Être français, c’est participer de façon privilégiée à la Raison qui abolit toute différence. La raison humaine, comme l’a bien vu Hegel, s’est soudain prise pour la raison divine absolue et s’est trompée d’humanisme.

L’humanisme des Lumières entend établir l’homme maître et possesseur de toute chose, à quoi est convoqué tout savoir faire et toute science. Comme le démiurge de Platon, il a les yeux fixés sur son idée d’homme, un homme abstrait qui n’existe pas et par rapport auquel l’homme réel est bien décevant. L’homme abstrait n’a pas d’histoire ni de sexe, il n’a ni parents ni enfants. La négation de l’homme réel est un fruit de cet humanisme abstrait, depuis les théories fumeuses sur l’identité sexuelle jusqu’à l’internement ou l’extermination des individus récalcitrants.

Entendons cet avertissement de Malraux : « La réalité absolue a été pour vous Dieu, puis l'homme. Mais l'homme est mort, après Dieu, et vous cherchez avec angoisse celui à qui vous pourriez confier son étrange héritage. (…) Pour détruire Dieu, et après l'avoir détruit, l'esprit européen a anéanti tout ce qui pouvait s'opposer à l'homme : parvenu au terme de ses efforts, comme Rancé devant le corps de sa maîtresse il ne trouve que la mort. Avec son image une fois atteinte, il découvre qu'il ne peut plus se passionner pour elle. Et il ne fit jamais d'aussi inquiétante découverte. »1

L’humanisme abstrait des Lumières a conduit à la mort de l’homme concret.
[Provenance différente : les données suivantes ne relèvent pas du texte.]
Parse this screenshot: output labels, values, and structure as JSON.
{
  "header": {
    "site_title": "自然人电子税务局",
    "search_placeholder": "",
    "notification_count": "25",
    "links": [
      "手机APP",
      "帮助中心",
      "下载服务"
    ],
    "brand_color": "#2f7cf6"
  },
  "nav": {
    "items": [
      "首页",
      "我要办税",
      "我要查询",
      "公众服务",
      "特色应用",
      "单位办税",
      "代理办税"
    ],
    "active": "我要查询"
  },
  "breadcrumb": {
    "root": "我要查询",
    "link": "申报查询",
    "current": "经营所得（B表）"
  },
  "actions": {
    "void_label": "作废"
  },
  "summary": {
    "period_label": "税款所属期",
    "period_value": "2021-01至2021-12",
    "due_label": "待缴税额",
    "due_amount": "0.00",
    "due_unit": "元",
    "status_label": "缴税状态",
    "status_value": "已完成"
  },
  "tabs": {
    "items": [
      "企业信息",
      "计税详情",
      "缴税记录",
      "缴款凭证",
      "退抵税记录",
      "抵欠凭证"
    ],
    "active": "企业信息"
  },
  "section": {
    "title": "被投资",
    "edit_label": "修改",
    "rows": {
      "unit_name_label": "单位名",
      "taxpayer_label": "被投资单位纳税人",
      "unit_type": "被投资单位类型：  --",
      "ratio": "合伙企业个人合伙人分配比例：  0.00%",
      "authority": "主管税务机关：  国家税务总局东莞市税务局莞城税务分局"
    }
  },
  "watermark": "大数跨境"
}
Son ennemi de toujours est l’humanisme chrétien, qui a sur lui l’avantage d’être un humanisme concret : car l’homme sur lequel celui-ci a les yeux fixés est le Christ, Dieu fait homme, en qui pour le coup « l’homme passe infiniment l’homme ».

Ce qui doit nous frapper, c’est que cet antichristianisme foncier des Lumières ne se cache plus, et s’attaque à tout ce qui caractérise l’humanisme chrétien au risque de saccager 2000 ans d’histoire chrétienne de la France. Depuis la filiation jusqu’aux églises de nos campagnes en passant par la manipulation du vivant, rien ne semble échapper à sa volonté de puissance.

Un regard pourtant même très sommaire sur l’actualité montre que cet « humanisme » des Lumières est en panne, incapable de créer et de maintenir les conditions élémentaires du vivre ensemble. Il porte en lui les trois plaies de notre époque : l’individualisme qui dissout tout lien social, le relativisme qui dissout toute valeur morale, et le refus de toute vérité qui soumet toute chose au diktat de l’opinion.